Мы уселись рядышком на диване; она сидела, поджав ноги, и, как всегда, копошилась в своем айфоне.
– Кстати, у тебя классные джинсы.
– Да, правда? Я их в «Заре» брала. В стамбульской «Заре».
– О, это явно меняет дело.
– Слушай, а ты не думал о том, что мы могли бы пожениться?
Эти слова, произнесенные ею самым будничным и непринужденным тоном, оглушили меня, как удар полицейской дубинки по голове строптивого демонстранта.
Она явно рассчитывала на подобный эффект, а значит, еще до прихода сюда выстроила в своей нежной, премилой головке железную цепочку из аргументов, тщательно взвесив все pros and cons, так что сейчас пребывала во всеоружии. Окей, постараюсь держать удар. В последний раз такого рода разговоры у нас были больше полугода назад и отделался я тогда относительно легко. Посмотрим, как будет сейчас.
– Мы как-то с тобой говорили уже на эту тему, не? Думаю, нам не стоит торопиться.
– Да, но мне двадцать девять и почти все мои подруги замужем.
– Ага, и ты решила не отставать от тренда… Слушай, а кто из твоих подруг действительно счастлив в браке?
– Не понимаю, это тут причем? Ты, как всегда, решил технично слиться с темы.
– Окей, давай обратимся к технической стороне дела. Я о нашем возможном быте. Смотри, я зарабатываю 1200 манатов, ты, по-моему, 1300. Вместе это делает в сумме 2500, правильно? Ты думаешь, наш совместный путь будет усыпан розами?
– Ну на начальном этапе, думаю, этого хватит.
– Ты в курсе, что такое инфляция? Ты же вроде младший аудитор в крутой фирме и должна быть на «ты» с деньгами.
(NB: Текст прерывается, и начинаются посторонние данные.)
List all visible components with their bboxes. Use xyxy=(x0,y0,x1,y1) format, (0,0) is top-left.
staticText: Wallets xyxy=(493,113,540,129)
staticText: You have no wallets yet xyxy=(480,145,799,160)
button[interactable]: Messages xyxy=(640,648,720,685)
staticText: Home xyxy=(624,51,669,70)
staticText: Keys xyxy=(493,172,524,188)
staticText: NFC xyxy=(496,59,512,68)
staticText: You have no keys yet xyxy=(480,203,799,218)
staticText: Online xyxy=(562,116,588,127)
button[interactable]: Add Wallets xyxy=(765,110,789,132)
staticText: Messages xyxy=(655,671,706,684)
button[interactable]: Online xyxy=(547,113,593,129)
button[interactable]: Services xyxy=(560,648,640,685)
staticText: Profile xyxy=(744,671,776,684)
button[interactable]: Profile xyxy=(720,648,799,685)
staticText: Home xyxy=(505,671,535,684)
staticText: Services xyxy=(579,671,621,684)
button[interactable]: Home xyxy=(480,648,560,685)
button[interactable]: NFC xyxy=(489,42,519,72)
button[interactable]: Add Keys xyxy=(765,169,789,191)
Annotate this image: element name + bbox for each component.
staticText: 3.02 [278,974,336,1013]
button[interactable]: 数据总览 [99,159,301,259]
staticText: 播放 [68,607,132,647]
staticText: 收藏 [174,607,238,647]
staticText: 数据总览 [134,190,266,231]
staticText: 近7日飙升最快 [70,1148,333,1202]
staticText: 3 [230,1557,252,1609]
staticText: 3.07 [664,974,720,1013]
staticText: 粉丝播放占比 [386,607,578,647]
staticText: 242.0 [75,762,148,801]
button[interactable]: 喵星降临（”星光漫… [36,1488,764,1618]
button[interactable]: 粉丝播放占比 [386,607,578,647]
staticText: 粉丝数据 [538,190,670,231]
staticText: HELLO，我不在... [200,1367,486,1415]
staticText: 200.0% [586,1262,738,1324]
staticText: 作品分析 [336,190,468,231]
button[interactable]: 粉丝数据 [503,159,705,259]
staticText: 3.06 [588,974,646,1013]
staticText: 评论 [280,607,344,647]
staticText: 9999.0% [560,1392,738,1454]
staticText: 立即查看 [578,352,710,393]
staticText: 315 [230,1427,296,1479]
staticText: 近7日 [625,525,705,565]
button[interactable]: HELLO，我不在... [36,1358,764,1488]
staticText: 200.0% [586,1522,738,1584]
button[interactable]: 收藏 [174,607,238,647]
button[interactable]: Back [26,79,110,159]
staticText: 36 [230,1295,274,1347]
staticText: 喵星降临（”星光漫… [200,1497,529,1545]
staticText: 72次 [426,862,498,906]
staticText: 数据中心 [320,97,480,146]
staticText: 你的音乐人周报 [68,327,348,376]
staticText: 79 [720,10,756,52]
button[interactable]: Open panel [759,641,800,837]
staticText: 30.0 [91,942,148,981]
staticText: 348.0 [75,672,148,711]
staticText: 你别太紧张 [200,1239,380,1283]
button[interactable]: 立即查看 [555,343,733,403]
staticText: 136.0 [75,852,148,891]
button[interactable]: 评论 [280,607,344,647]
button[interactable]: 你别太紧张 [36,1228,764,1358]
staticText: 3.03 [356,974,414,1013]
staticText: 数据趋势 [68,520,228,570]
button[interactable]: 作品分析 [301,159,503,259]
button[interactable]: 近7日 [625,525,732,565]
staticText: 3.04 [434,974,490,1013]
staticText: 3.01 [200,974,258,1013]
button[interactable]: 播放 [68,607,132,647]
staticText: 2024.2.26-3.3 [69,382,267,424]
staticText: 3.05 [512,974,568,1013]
Ты видела цены на подгузники?
– Мы могли бы сражаться вместе за лучшую жизнь, в перспективе мы сможем зарабатывать больше. Со временем, – не унималась она.
– Какая, к черту, перспектива? Ну прибавят еще немного к зарплате. Это потолок наш. Перспектива была у Шарика в том анекдоте.
– С тобой просто невозможно разговаривать.
– Да ладно тебе, не дуйся. У нас еще просмотр фильма впереди, ты не забыла?
– Ну хоть какой-то позитив будет.
– Может, я пока включу музон?
Мне кажется, и более того, я почти уверен в том, что услады чувственного наслаждения, которые нам дарует музыка, благодаря своему неоспоримому прямому влиянию на наш мозг, виновны в том, что многие упускают из виду другую, не менее важную функцию музыки и любого мало-мальски качественного произведения искусства, а именно терапевтическую. Не знаю, лечит ли нас музыка в прямом смысле этого слова, но она, несомненно, способна на небольшой отрезок времени облегчить нам жизнь и смягчить тяготы нашего существования.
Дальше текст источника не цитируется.